APS has publicly stated that it wants to deliver 100% clean and carbon-free electricity by 2050. The utility has interim goals of 45% of its energy mix coming from renewables by 2030 and exiting from coal-fired generation by 2031.

With its planned exit from coal-fired generation resources, APS has provided community transition support, including direct financial support of $2.25 million to the Hopi Tribe, $10 million to the Navajo Nation, and $1.6 million to Navajo County Communities. APS says it has also committed to working with the Hopi Tribe and the Navajo Nation to contribute up to $2.5 million toward electrification projects on these Tribal lands. In addition, APS has committed $2.5 million per year to the Navajo Nation for transmission line development. Payments start when APS exits the Four Corners plant (or 2032, whichever is earlier) and end in 2038, for a total of $17.5 million over 7 years. APS will provide job redeployment offers within the APS organization to all APS employees at coal-fired power plants in advance of APS’s exit from coal generation.

APS has also developed a partnership with Arizona State University to provide seed funding for the Indigenous Leadership Academy at the University. In addition, APS works with the Salt River Project and Tucson Electric Power Company on the Utility Grant Funding Program, providing financial assistance to communities affected by the exit from and decommissioning of coal-fired generation facilities.

Making it rain in the desert

APS submitted its application to LPO in November 2023. The DOE’s commitment to APS comes amongst a flurry of similar announcements as the LPO tries to disburse as much money as possible before the Trump Administration potentially closes its coffers. Pulling from a pool of hundreds of billions of dollars, the DOE has promised staggering sums, including a $15 billion low-interest loan for California’s Pacific Gas & Electric to expand hydropower, energy storage, and more, and $4.9 billion for the Grain Belt Express Phase 1, a 2,500-MW interregional transmission line that will connect three regional grids: the Southwest Power Pool (SPP), the Midcontinent Independent System Operator (MISO), and Associated Electric Cooperative Incorporated (AECI).

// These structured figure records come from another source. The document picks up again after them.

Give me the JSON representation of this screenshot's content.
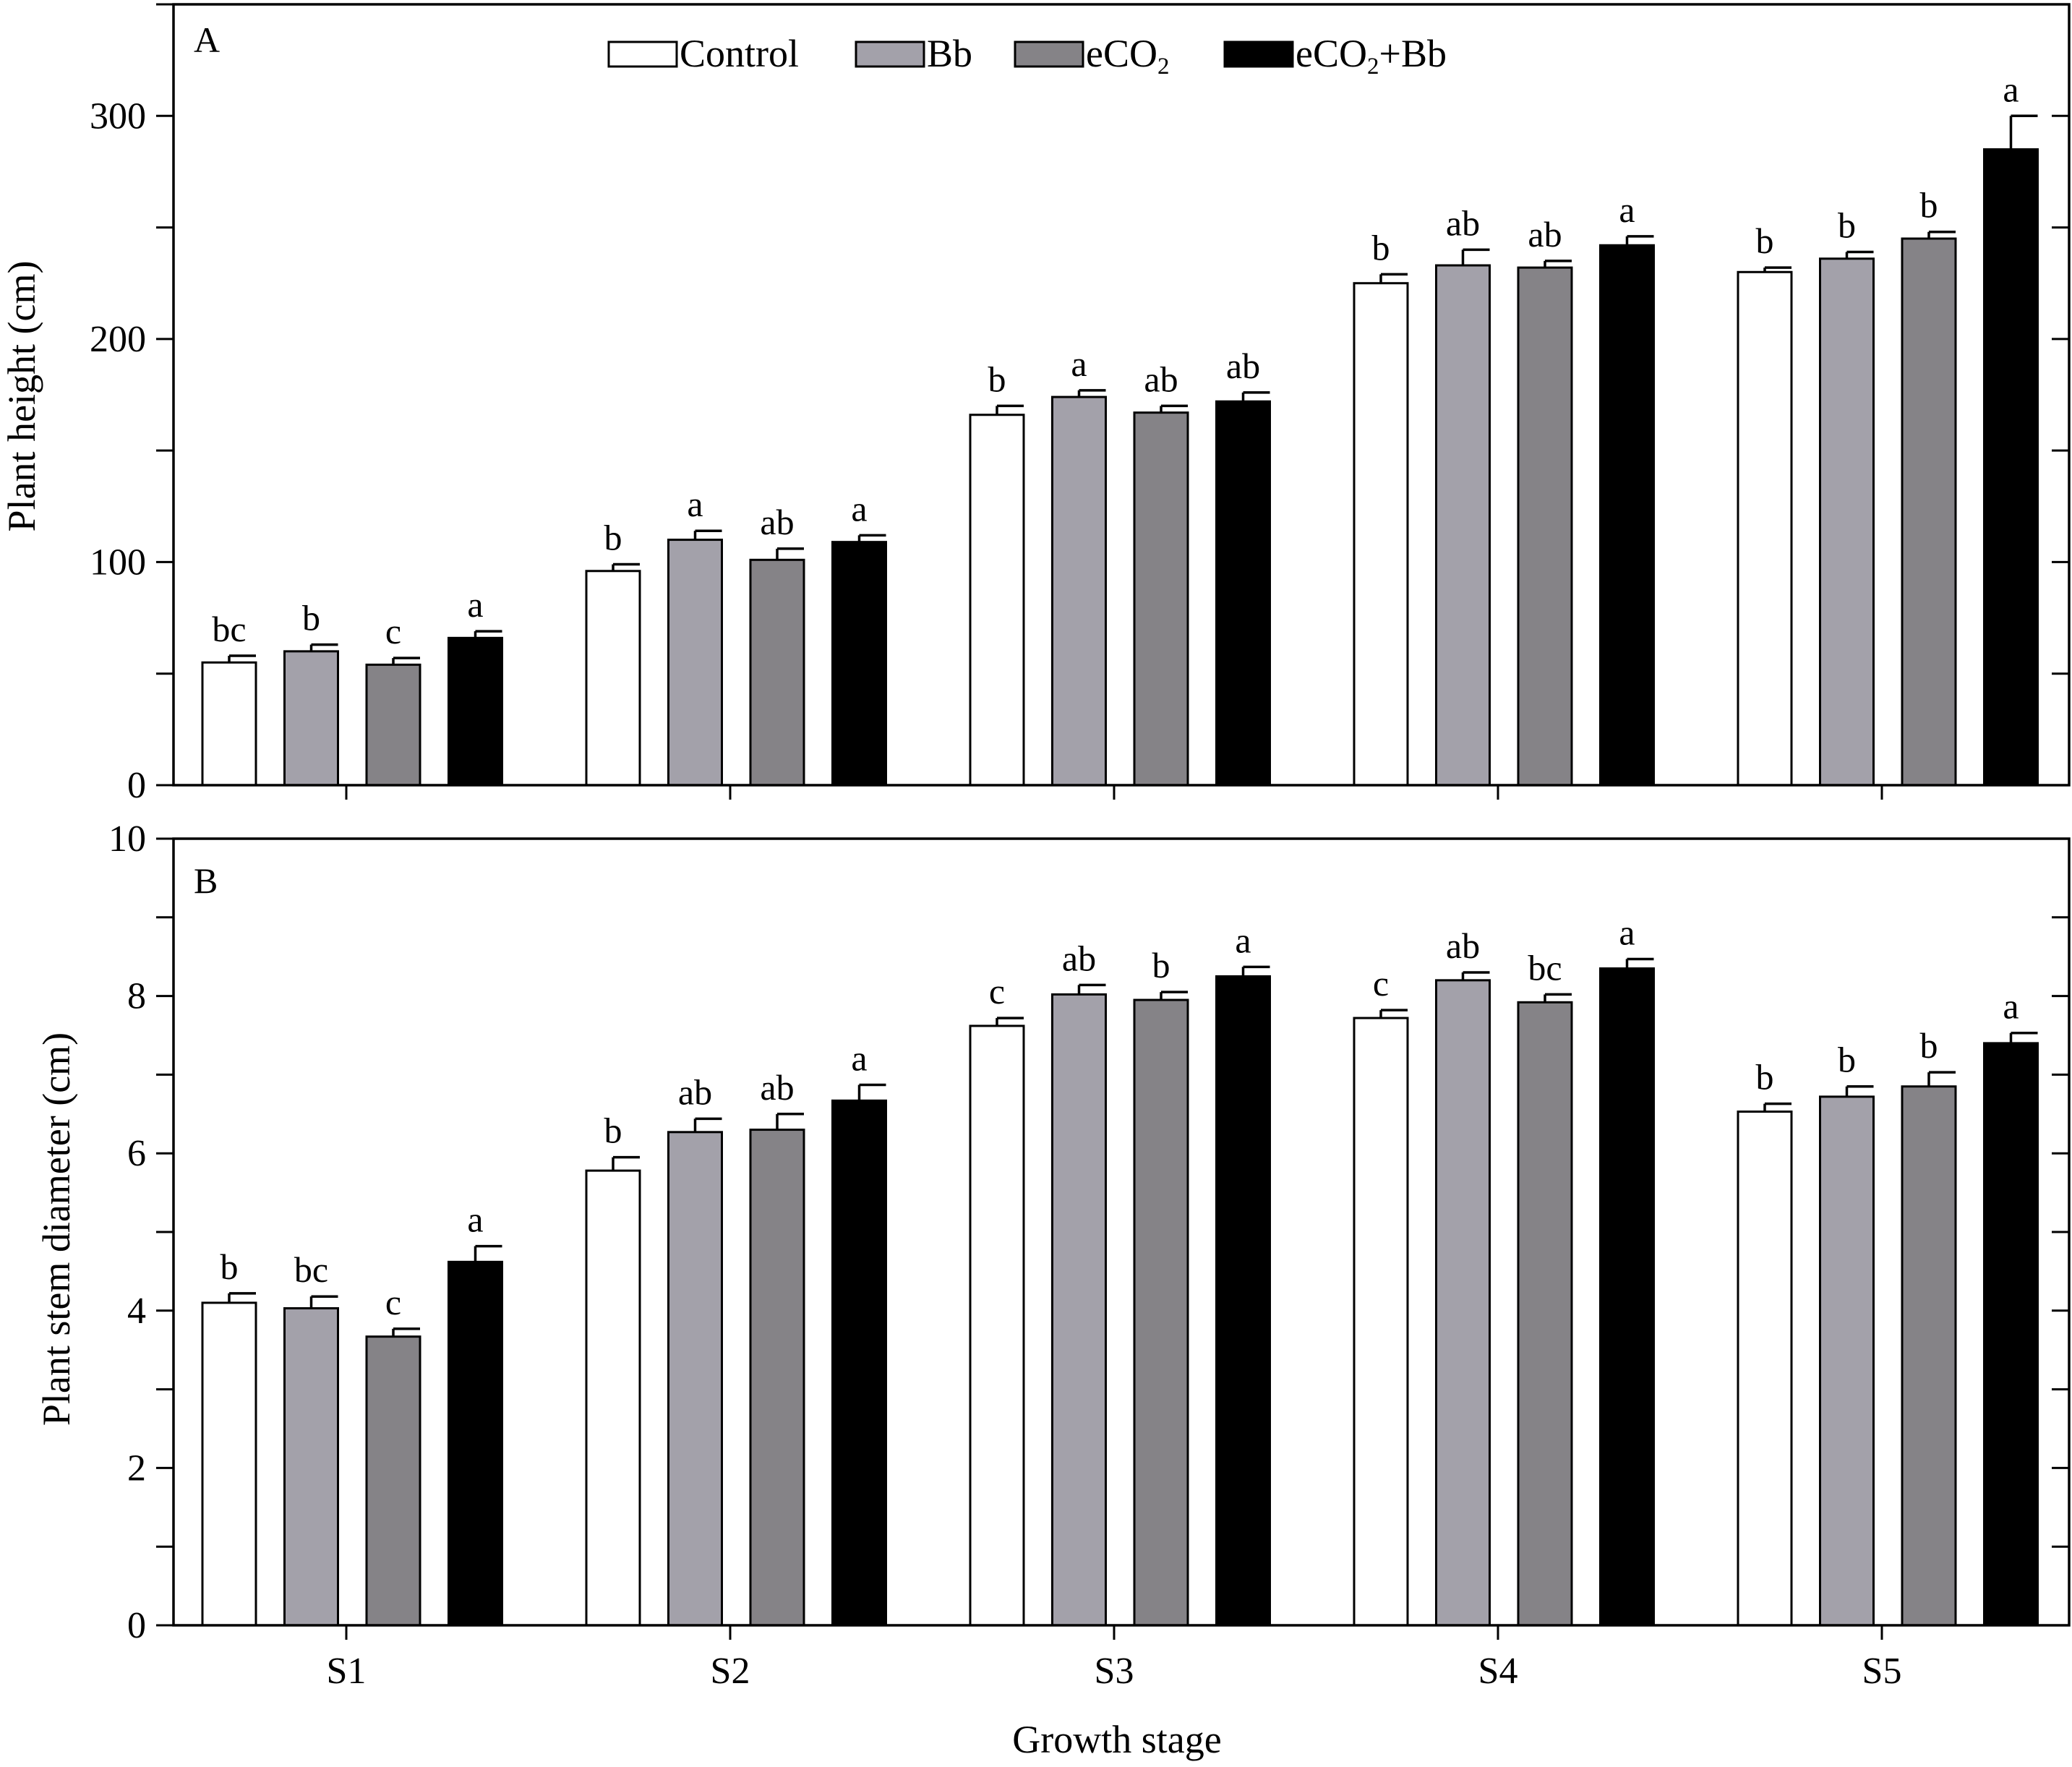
{
  "legend": {
    "items": [
      {
        "label": "Control",
        "color": "#ffffff"
      },
      {
        "label": "Bb",
        "color": "#a3a1aa"
      },
      {
        "label_main": "eCO",
        "label_sub": "2",
        "label_rest": "",
        "color": "#858387"
      },
      {
        "label_main": "eCO",
        "label_sub": "2",
        "label_rest": "+Bb",
        "color": "#000000"
      }
    ]
  },
  "chart_data": [
    {
      "type": "bar",
      "panel_label": "A",
      "title": "",
      "xlabel": "",
      "ylabel": "Plant height (cm)",
      "categories": [
        "S1",
        "S2",
        "S3",
        "S4",
        "S5"
      ],
      "ylim": [
        0,
        350
      ],
      "yticks": [
        0,
        100,
        200,
        300
      ],
      "series": [
        {
          "name": "Control",
          "color": "#ffffff",
          "values": [
            55,
            96,
            166,
            225,
            230
          ],
          "errors": [
            3,
            3,
            4,
            4,
            2
          ],
          "letters": [
            "bc",
            "b",
            "b",
            "b",
            "b"
          ]
        },
        {
          "name": "Bb",
          "color": "#a3a1aa",
          "values": [
            60,
            110,
            174,
            233,
            236
          ],
          "errors": [
            3,
            4,
            3,
            7,
            3
          ],
          "letters": [
            "b",
            "a",
            "a",
            "ab",
            "b"
          ]
        },
        {
          "name": "eCO2",
          "color": "#858387",
          "values": [
            54,
            101,
            167,
            232,
            245
          ],
          "errors": [
            3,
            5,
            3,
            3,
            3
          ],
          "letters": [
            "c",
            "ab",
            "ab",
            "ab",
            "b"
          ]
        },
        {
          "name": "eCO2+Bb",
          "color": "#000000",
          "values": [
            66,
            109,
            172,
            242,
            285
          ],
          "errors": [
            3,
            3,
            4,
            4,
            15
          ],
          "letters": [
            "a",
            "a",
            "ab",
            "a",
            "a"
          ]
        }
      ],
      "grid": false,
      "legend_position": "top-center"
    },
    {
      "type": "bar",
      "panel_label": "B",
      "title": "",
      "xlabel": "Growth stage",
      "ylabel": "Plant stem diameter (cm)",
      "categories": [
        "S1",
        "S2",
        "S3",
        "S4",
        "S5"
      ],
      "ylim": [
        0,
        10
      ],
      "yticks": [
        0,
        2,
        4,
        6,
        8,
        10
      ],
      "series": [
        {
          "name": "Control",
          "color": "#ffffff",
          "values": [
            4.1,
            5.78,
            7.62,
            7.72,
            6.53
          ],
          "errors": [
            0.12,
            0.17,
            0.1,
            0.1,
            0.1
          ],
          "letters": [
            "b",
            "b",
            "c",
            "c",
            "b"
          ]
        },
        {
          "name": "Bb",
          "color": "#a3a1aa",
          "values": [
            4.03,
            6.27,
            8.02,
            8.2,
            6.72
          ],
          "errors": [
            0.15,
            0.17,
            0.12,
            0.1,
            0.13
          ],
          "letters": [
            "bc",
            "ab",
            "ab",
            "ab",
            "b"
          ]
        },
        {
          "name": "eCO2",
          "color": "#858387",
          "values": [
            3.67,
            6.3,
            7.95,
            7.92,
            6.85
          ],
          "errors": [
            0.1,
            0.2,
            0.1,
            0.1,
            0.18
          ],
          "letters": [
            "c",
            "ab",
            "b",
            "bc",
            "b"
          ]
        },
        {
          "name": "eCO2+Bb",
          "color": "#000000",
          "values": [
            4.62,
            6.67,
            8.25,
            8.35,
            7.4
          ],
          "errors": [
            0.2,
            0.2,
            0.12,
            0.12,
            0.13
          ],
          "letters": [
            "a",
            "a",
            "a",
            "a",
            "a"
          ]
        }
      ],
      "grid": false
    }
  ]
}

In October 2024, APS was greenlit for $70 million in combined awards from DOE’s Grid Resilience and Innovation Partnerships (GRIP) program to upgrade system devices, monitoring systems, and wood utility poles in the name of wildfire resiliency. The funds will also go toward implementing microgrids in vulnerable areas to enhance energy reliability and resilience for 289,000 APS customers. Approximately 69% of the project is set to be carried out in rural, Tribal, or disadvantaged communities. APS estimates it will prevent nearly one million customer interruptions and save $113 million in emergency repair costs.